# food plots?



## big_fish (Dec 21, 2004)

well I'm not trying to sell myself just seeing if there is any interest in this I have been putting food plots in for a local(ask not to use ther name)sportsman club and the guys I have been working with suggested I should advertise putting them in I guess what I'm wondering is is there any interest for someone paying for a food plot and if so what would you guys think is a fair price I know some of it would depend on how far away you would have to travel what I have been doing is clearing the areas discing them up seeding and dragging so that the seeds get covered right now it is mostly millet and sorgrum? with a few spots of corn winter wheat and alfalfa mostly for a pheasent project anyways guys let me know thanks


----------



## dakotaman (Oct 19, 2005)

Where are you located?


----------



## M.Magis (Apr 5, 2004)

I'd highly suggest insuring yourself before doing any work for money.
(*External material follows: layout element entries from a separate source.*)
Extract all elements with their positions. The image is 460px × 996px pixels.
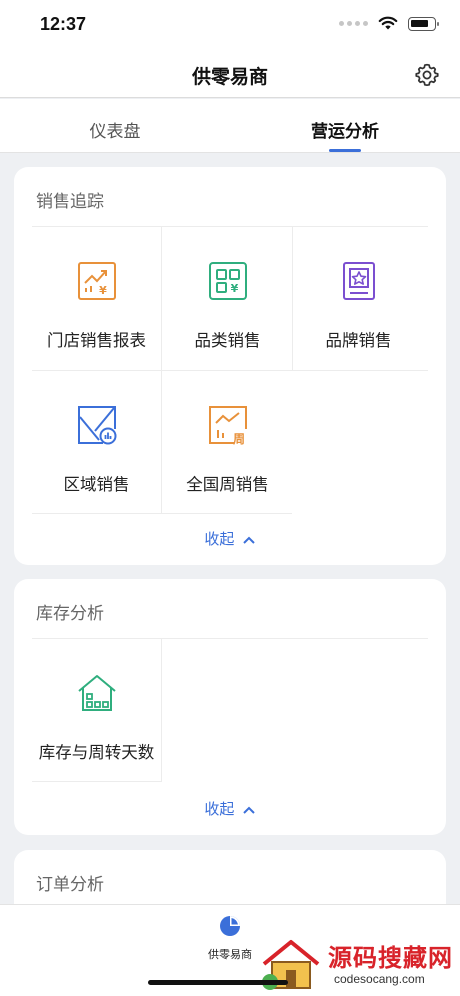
home-indicator: [148, 980, 288, 985]
watermark: 源码搜藏网 codesocang.com: [258, 936, 458, 994]
collapse-label: 收起: [204, 531, 235, 548]
national-weekly-sales-icon: 周: [209, 406, 247, 445]
pie-chart-icon: [220, 916, 240, 936]
grid-item-national-weekly-sales[interactable]: 周 全国周销售: [162, 371, 293, 514]
chevron-up-icon: [242, 806, 255, 814]
gear-icon[interactable]: [414, 62, 440, 88]
grid-item-label: 品牌销售: [325, 332, 392, 350]
svg-text:周: 周: [233, 432, 245, 445]
collapse-button[interactable]: 收起: [14, 798, 446, 819]
watermark-subtext: codesocang.com: [334, 972, 425, 986]
signal-icon: [339, 21, 368, 26]
tab-underline: [329, 149, 361, 152]
grid-item-region-sales[interactable]: 区域销售: [31, 371, 162, 514]
grid-item-category-sales[interactable]: ¥ 品类销售: [162, 227, 293, 370]
status-bar: 12:37: [0, 0, 460, 50]
card-title: 库存分析: [36, 604, 104, 623]
brand-sales-icon: [343, 262, 375, 300]
grid-item-label: 区域销售: [63, 476, 130, 494]
bottom-tab-label: 供零易商: [208, 949, 252, 961]
grid-item-inventory-turnover[interactable]: 库存与周转天数: [31, 639, 162, 782]
svg-text:¥: ¥: [231, 282, 239, 295]
grid-item-label: 全国周销售: [186, 476, 269, 494]
store-sales-report-icon: ¥: [78, 262, 116, 300]
grid-item-label: 库存与周转天数: [38, 744, 155, 762]
svg-text:¥: ¥: [99, 284, 107, 297]
sales-tracking-card: 销售追踪 ¥ 门店销售报表 ¥ 品类销售 品牌销售 区域销售 周 全国周销售 收…: [14, 167, 446, 565]
collapse-button[interactable]: 收起: [14, 528, 446, 549]
tab-label: 营运分析: [311, 122, 379, 141]
tab-dashboard[interactable]: 仪表盘: [0, 99, 230, 152]
grid-item-label: 品类销售: [194, 332, 261, 350]
grid-item-store-sales-report[interactable]: ¥ 门店销售报表: [31, 227, 162, 370]
grid-item-label: 门店销售报表: [47, 332, 146, 350]
battery-icon: [408, 16, 439, 31]
region-sales-icon: [78, 406, 117, 445]
card-title: 订单分析: [36, 875, 104, 894]
category-sales-icon: ¥: [209, 262, 247, 300]
page-title: 供零易商: [191, 67, 268, 88]
tab-label: 仪表盘: [89, 122, 141, 141]
bottom-tab-home[interactable]: 供零易商: [200, 915, 260, 962]
card-title: 销售追踪: [36, 192, 104, 211]
tab-operations-analysis[interactable]: 营运分析: [230, 99, 460, 152]
inventory-turnover-icon: [78, 675, 116, 711]
navigation-bar: 供零易商: [0, 50, 460, 98]
inventory-card: 库存分析 库存与周转天数 收起: [14, 579, 446, 835]
wifi-icon: [378, 16, 398, 30]
status-time: 12:37: [40, 14, 87, 34]
watermark-text: 源码搜藏网: [328, 944, 453, 972]
tab-bar: 仪表盘 营运分析: [0, 99, 460, 153]
chevron-up-icon: [242, 536, 255, 544]
status-icons: [339, 16, 439, 31]
collapse-label: 收起: [204, 801, 235, 818]
grid-item-brand-sales[interactable]: 品牌销售: [293, 227, 424, 370]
It could save you in the long run.


----------



## bwhntr4168 (May 18, 2005)

good advice magis also i just finished putting 3 plots in and i wouldnt know what to charge but i can tell you it cant be to much! wow was that work !!!!! i put in whitetail clover and man i had no idea what i was getting into!!!!!


----------



## big_fish (Dec 21, 2004)

I'm located in eastern ohio 1/2 hour south of east liverpool I have all the equipment for the 3 piont hitch for my tractor all I think I'm going to need is a sprayer for weed killer and liquid fertilizer also any idea where you can get insured through


----------



## swantucky (Dec 21, 2004)

I would check with your agent to see if you could get a rider on your homeowners policy.


----------